SRC Log Options	-m limit --limit 2/sec (default), -m limit --limit 10/sec or custom, default: none	Set special SRC log options, e.g. to set a limit rate.
DST Log Options	-m limit --limit 2/sec (default), -m limit --limit 10/sec or custom, default: none	Set special DST log options, e.g. to set a limit rate.

Advanced E-Mail Settings

Name	Value	Description
E-Mail Sender Address		Sender address for banIP notification E-Mails.
E-Mail Topic	string	Topic for banIP notification E-Mails.
E-Mail Profile	string	Profile used by 'msmtp' for banIP notification E-Mails.
E-Mail Actions	start, reload, restart or refresh, default: none	Limit E-Mail trigger to certain banIP actions.

Blocklist Sources

In Blocklist Sources tab user can manage supported and fully pre-configured banIP sources. Section is divided into three parts: Country Selection, ASN Selection and Local Sources which are described in the table below.

Name	Value	Description
Countries
ASNs
Local Sources
Extra Sources
Auto Blacklist
Auto Whitelist

IPSet Report

This tab shows the last generated IPSet Report.
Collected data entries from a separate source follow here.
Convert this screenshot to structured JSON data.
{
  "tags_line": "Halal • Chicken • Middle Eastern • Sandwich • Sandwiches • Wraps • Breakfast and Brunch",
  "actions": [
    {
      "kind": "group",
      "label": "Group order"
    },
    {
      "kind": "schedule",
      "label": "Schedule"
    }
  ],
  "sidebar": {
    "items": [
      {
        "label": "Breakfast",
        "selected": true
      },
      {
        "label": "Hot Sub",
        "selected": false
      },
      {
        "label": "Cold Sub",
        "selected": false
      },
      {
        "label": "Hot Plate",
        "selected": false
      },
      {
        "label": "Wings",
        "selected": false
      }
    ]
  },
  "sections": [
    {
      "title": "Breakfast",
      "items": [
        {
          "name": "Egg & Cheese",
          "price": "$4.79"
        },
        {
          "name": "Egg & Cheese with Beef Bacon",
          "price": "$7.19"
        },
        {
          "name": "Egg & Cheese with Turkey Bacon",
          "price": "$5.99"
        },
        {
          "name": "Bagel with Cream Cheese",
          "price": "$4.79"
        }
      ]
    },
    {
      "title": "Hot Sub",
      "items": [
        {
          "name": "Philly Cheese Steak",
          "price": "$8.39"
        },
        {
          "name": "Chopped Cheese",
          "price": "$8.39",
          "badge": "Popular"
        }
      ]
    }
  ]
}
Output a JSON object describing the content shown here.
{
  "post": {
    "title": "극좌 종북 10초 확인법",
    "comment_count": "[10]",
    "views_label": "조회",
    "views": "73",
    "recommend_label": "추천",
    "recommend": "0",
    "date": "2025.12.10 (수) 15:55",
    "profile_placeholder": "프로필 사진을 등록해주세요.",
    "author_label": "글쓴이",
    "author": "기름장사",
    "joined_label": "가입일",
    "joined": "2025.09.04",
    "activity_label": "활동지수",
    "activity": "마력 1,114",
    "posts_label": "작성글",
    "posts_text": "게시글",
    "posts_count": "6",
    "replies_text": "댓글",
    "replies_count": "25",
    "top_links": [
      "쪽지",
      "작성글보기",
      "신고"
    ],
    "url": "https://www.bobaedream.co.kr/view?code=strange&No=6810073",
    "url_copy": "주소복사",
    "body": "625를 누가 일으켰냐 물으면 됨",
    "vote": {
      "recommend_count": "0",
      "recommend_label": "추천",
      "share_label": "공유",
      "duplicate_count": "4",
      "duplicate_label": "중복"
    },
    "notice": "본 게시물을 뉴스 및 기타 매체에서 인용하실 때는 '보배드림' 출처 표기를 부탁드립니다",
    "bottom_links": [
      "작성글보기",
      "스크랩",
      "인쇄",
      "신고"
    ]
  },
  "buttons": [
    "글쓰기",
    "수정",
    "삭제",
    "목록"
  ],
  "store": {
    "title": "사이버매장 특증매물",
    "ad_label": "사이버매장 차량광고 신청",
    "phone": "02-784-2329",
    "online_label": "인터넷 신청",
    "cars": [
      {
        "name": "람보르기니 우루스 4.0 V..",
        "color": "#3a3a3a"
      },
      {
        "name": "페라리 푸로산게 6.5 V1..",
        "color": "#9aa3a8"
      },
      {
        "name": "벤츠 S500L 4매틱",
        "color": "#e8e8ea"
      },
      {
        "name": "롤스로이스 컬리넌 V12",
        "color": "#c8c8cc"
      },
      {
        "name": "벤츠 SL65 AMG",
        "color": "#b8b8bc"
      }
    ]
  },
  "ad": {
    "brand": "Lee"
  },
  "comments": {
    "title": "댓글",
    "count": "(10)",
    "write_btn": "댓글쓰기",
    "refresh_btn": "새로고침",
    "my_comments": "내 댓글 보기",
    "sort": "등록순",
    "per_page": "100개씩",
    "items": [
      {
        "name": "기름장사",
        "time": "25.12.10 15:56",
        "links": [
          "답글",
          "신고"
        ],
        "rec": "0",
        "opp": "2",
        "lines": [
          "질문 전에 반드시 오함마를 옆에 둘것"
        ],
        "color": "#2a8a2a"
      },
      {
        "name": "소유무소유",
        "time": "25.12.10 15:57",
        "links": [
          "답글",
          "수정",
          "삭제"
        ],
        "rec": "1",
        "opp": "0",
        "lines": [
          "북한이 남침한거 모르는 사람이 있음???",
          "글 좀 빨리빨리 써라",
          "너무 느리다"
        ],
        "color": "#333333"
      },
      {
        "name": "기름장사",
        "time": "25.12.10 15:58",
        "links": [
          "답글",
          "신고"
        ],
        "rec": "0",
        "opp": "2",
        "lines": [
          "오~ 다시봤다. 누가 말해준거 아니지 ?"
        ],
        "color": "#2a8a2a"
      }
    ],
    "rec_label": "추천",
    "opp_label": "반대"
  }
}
Press the Refresh button to get a current one. To Search the active banIP-related IPSets for a specific IP, CIDR or MAC address press IPSet Querry button.

Name	Value	Description
Timestamp
Number of all IPSets	number
Number of all entries	number
Number of IP entries	number
Number of CIDR entries	number
Number of MAC entries	number
Number of accessed entries	number

Edit Blacklist

This is the local banIP blacklist to always-deny certain IP/CIDR addresses. Note: add only one IPv4 address, IPv6 address or domain name per line. Comments introduced with '#' are allowed - wildcards and regex are not.

Edit Whitelist

This is the local banIP whitelist to always allow certain IP/CIDR addresses. Note: add only one IPv4 address, IPv6 address or domain name per line. Comments introduced with '#' are allowed - wildcards and regex are not.

Edit Maclist

This is the local banIP maclist to always-allow certain MAC addresses. Note: add only one MAC address per line. Comments introduced with '#' are allowed - domains, wildcards and regex are not.

Log View

The syslog output, pre-filtered for banIP related messages only.